AMD was of course, not going to sit this one out and let NVIDIA take all the glory in this bold new world of High Performance Computing (HPC). At the AMD Tech Summit 2016 just last week in Sonoma, California, the company launched Radeon Instinct, their own HPC solution that comprises new Radeon Instinct GPU accelerators, a free and open-sourced deep learning library called MIOpen, and the Radeon Open Compute (ROCm) platform.

What AMD’s trying do to however, is to advocate for open, heterogeneous computing. This means opening up their software libraries and supporting different computing architectures. To this end, AMD’s ROCm platform will not only support all three major chip architectures (x86, ARM and Power), but will also support ports of NVIDIA CUDA applications.

AMD’s MIOpen library on the other hand, is middleware that enables GPU acceleration via Radeon Instinct hardware of popular deep learning frameworks such as Google’s TensorFlow, Microsoft’s CNTK and Caffe. It is essentially what NVIDIA’s cuDNN (CUDA Deep Neural Network) library does for NVIDIA GPU acceleration.

The last piece of AMD’s Radeon Instinct solution is of course, hardware accelerators. Three Radeon Instinct accelerators were announced: MI6, MI8 and MI25. No, the naming convention has nothing to do with any branch of the British Secret Service; it is rather practical. MI stands for Machine Intelligence, and the number corresponds to its relative compute performance. So, you can deduce that the MI6 card will produce close to six teraflops, while the MI25 card will be around 25 teraflops.

The Radeon Instinct MI6 is a Polaris-based accelerator with 5.7 teraflops of FP16 performance, 16GB memory and will operate at 150W with passive cooling. This card is optimized to be an inference accelerator.

The Radeon Instinct MI8 is also an inference accelerator in a small-form factor package. This is a Fiji-based card with 8.2 teraflops of FP16 performance and 4GB of HBM operating under 175W.

If it seems like there’s a huge performance jump from the MI8 to the MI25, it is because the Radeon Instinct MI25 will be based on the yet-to-be revealed Vega architecture. As such, besides the performance indicator you can derive from its name, we can’t actually tell you anything else about it.

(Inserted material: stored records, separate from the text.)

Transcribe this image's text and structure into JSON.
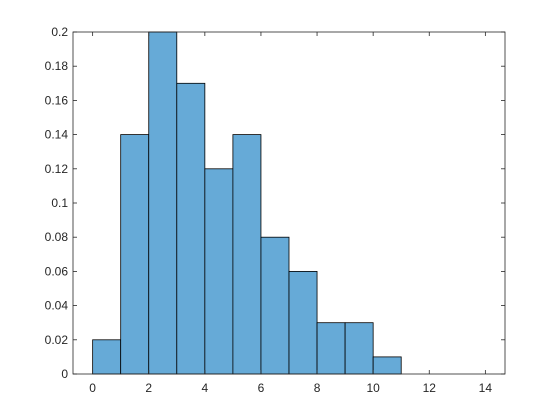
{
  "chart_data": {
    "type": "histogram",
    "bins": [
      0,
      1,
      2,
      3,
      4,
      5,
      6,
      7,
      8,
      9,
      10,
      11
    ],
    "values": [
      0.02,
      0.14,
      0.2,
      0.17,
      0.12,
      0.14,
      0.08,
      0.06,
      0.03,
      0.03,
      0.01
    ],
    "color": "#66aad7",
    "xlim": [
      -0.7,
      14.7
    ],
    "xticks": [
      0,
      2,
      4,
      6,
      8,
      10,
      12,
      14
    ],
    "ylim": [
      0,
      0.2
    ],
    "yticks": [
      0,
      0.02,
      0.04,
      0.06,
      0.08,
      0.1,
      0.12,
      0.14,
      0.16,
      0.18,
      0.2
    ]
  }
}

What we can tell you is that according to AMD, the Fiji-based MI8 is already able to outperform a Pascal-based TitanX in a DeepBench GEMM benchmark. AMD also claims their MIOpen library can offer up to three times the acceleration with Radeon Instinct over the competition.

Now, if you were impressed with NVIDIA’s DGX-1 supercomputer announced earlier this year that featured 170 teraflops of compute performance with eight Tesla P100 GPU accelerators, AMD already has partners from Supermicro, Falconwitch and Inventec (to name a few), signed up to build Radeon Instinct servers. And some of the early specs we’ve seen put them in the range from 100 teraflops to three petaflops! That’s right, a three petaflop GPU supercomputer that will fit into one 39U server rack.